The plating reaction uses the \( \mathrm{Rh^{3+}/Rh} \) reduction and the oxidation of water.
Because the oxidation potential of water is \( -1.23\ \mathrm{V} \) when written from the reduction table, the total cell potential is negative.

(d)(iii)
For a correct explanation, consistent with part \( \mathrm{(d)(ii)} \):
Since \( E^\circ_{\mathrm{cell}} \) is negative, the reaction is not thermodynamically favorable as written. Therefore, an external power source is required to drive the electroplating process.

(e)
For the correct calculated value of moles of electrons:
\( 2.8\ \mathrm{g\ Rh} \times \dfrac{1\ \mathrm{mol\ Rh}}{102.9\ \mathrm{g\ Rh}} \times \dfrac{3\ \mathrm{mol\ e^-}}{1\ \mathrm{mol\ Rh}} = 0.0816\ \mathrm{mol\ e^-} \)

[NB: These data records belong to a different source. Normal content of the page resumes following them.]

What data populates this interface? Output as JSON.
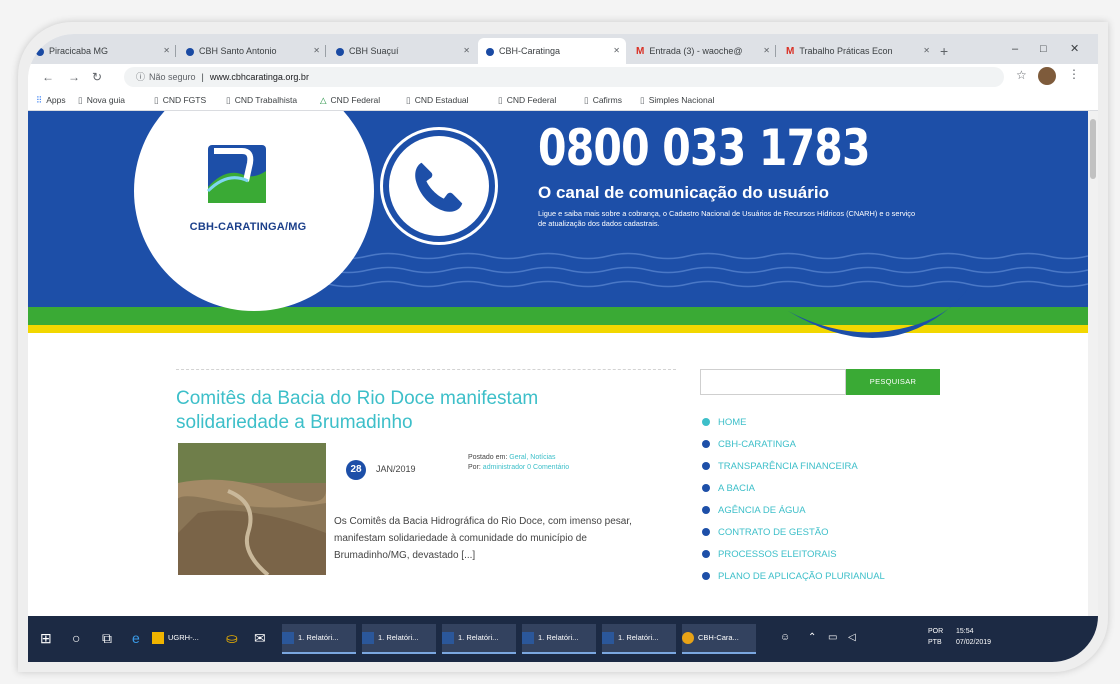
{
  "browser": {
    "tabs": [
      {
        "label": "Piracicaba MG",
        "icon": "site-favicon"
      },
      {
        "label": "CBH Santo Antonio",
        "icon": "site-favicon"
      },
      {
        "label": "CBH Suaçuí",
        "icon": "site-favicon"
      },
      {
        "label": "CBH-Caratinga",
        "icon": "site-favicon",
        "active": true
      },
      {
        "label": "Entrada (3) - waoche@",
        "icon": "gmail-icon"
      },
      {
        "label": "Trabalho Práticas Econ",
        "icon": "gmail-icon"
      }
    ],
    "new_tab": "+",
    "window_controls": {
      "minimize": "–",
      "maximize": "□",
      "close": "✕"
    },
    "address": {
      "security": "Não seguro",
      "url": "www.cbhcaratinga.org.br"
    },
    "bookmarks": [
      {
        "label": "Apps",
        "icon": "apps-grid-icon"
      },
      {
        "label": "Nova guia",
        "icon": "page-icon"
      },
      {
        "label": "CND FGTS",
        "icon": "page-icon"
      },
      {
        "label": "CND Trabalhista",
        "icon": "page-icon"
      },
      {
        "label": "CND Federal",
        "icon": "drive-icon"
      },
      {
        "label": "CND Estadual",
        "icon": "page-icon"
      },
      {
        "label": "CND Federal",
        "icon": "page-icon"
      },
      {
        "label": "Cafirms",
        "icon": "page-icon"
      },
      {
        "label": "Simples Nacional",
        "icon": "page-icon"
      }
    ]
  },
  "site": {
    "logo_text": "CBH-CARATINGA/MG",
    "phone": {
      "number": "0800 033 1783",
      "subtitle": "O canal de comunicação do usuário",
      "description": "Ligue e saiba mais sobre a cobrança, o Cadastro Nacional de Usuários de Recursos Hídricos (CNARH) e o serviço de atualização dos dados cadastrais."
    },
    "post": {
      "title": "Comitês da Bacia do Rio Doce manifestam solidariedade a Brumadinho",
      "day": "28",
      "month_year": "JAN/2019",
      "posted_in_label": "Postado em:",
      "categories": "Geral, Notícias",
      "by_label": "Por:",
      "author": "administrador",
      "comments": "0 Comentário",
      "excerpt": "Os Comitês da Bacia Hidrográfica do Rio Doce, com imenso pesar, manifestam solidariedade à comunidade do município de Brumadinho/MG, devastado [...]"
    },
    "search_button": "PESQUISAR",
    "menu": [
      {
        "label": "HOME",
        "active": true
      },
      {
        "label": "CBH-CARATINGA"
      },
      {
        "label": "TRANSPARÊNCIA FINANCEIRA"
      },
      {
        "label": "A BACIA"
      },
      {
        "label": "AGÊNCIA DE ÁGUA"
      },
      {
        "label": "CONTRATO DE GESTÃO"
      },
      {
        "label": "PROCESSOS ELEITORAIS"
      },
      {
        "label": "PLANO DE APLICAÇÃO PLURIANUAL"
      }
    ],
    "colors": {
      "brand_blue": "#1d4fa8",
      "brand_green": "#3aaa35",
      "brand_yellow": "#f2d700",
      "accent_teal": "#3dbfc9"
    }
  },
  "taskbar": {
    "apps": [
      {
        "label": "UGRH-...",
        "icon": "folder-icon"
      },
      {
        "label": "1. Relatóri...",
        "icon": "word-icon"
      },
      {
        "label": "1. Relatóri...",
        "icon": "word-icon"
      },
      {
        "label": "1. Relatóri...",
        "icon": "word-icon"
      },
      {
        "label": "1. Relatóri...",
        "icon": "word-icon"
      },
      {
        "label": "1. Relatóri...",
        "icon": "word-icon"
      },
      {
        "label": "CBH-Cara...",
        "icon": "chrome-icon"
      }
    ],
    "tray": {
      "lang1": "POR",
      "lang2": "PTB",
      "time": "15:54",
      "date": "07/02/2019"
    }
  }
}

For the correct calculated value of time:
\( 0.0816\ \mathrm{mol\ e^-} \times \dfrac{96{,}485\ \mathrm{C}}{1\ \mathrm{mol\ e^-}} \times \dfrac{1\ \mathrm{s}}{2.0\ \mathrm{C}} = 3.94\times10^3\ \mathrm{s} \)

Therefore, the time required is approximately \( \boxed{3900\ \mathrm{s}} \).
The small difference between \( 3940\ \mathrm{s} \) and \( 3900\ \mathrm{s} \) is due to rounding.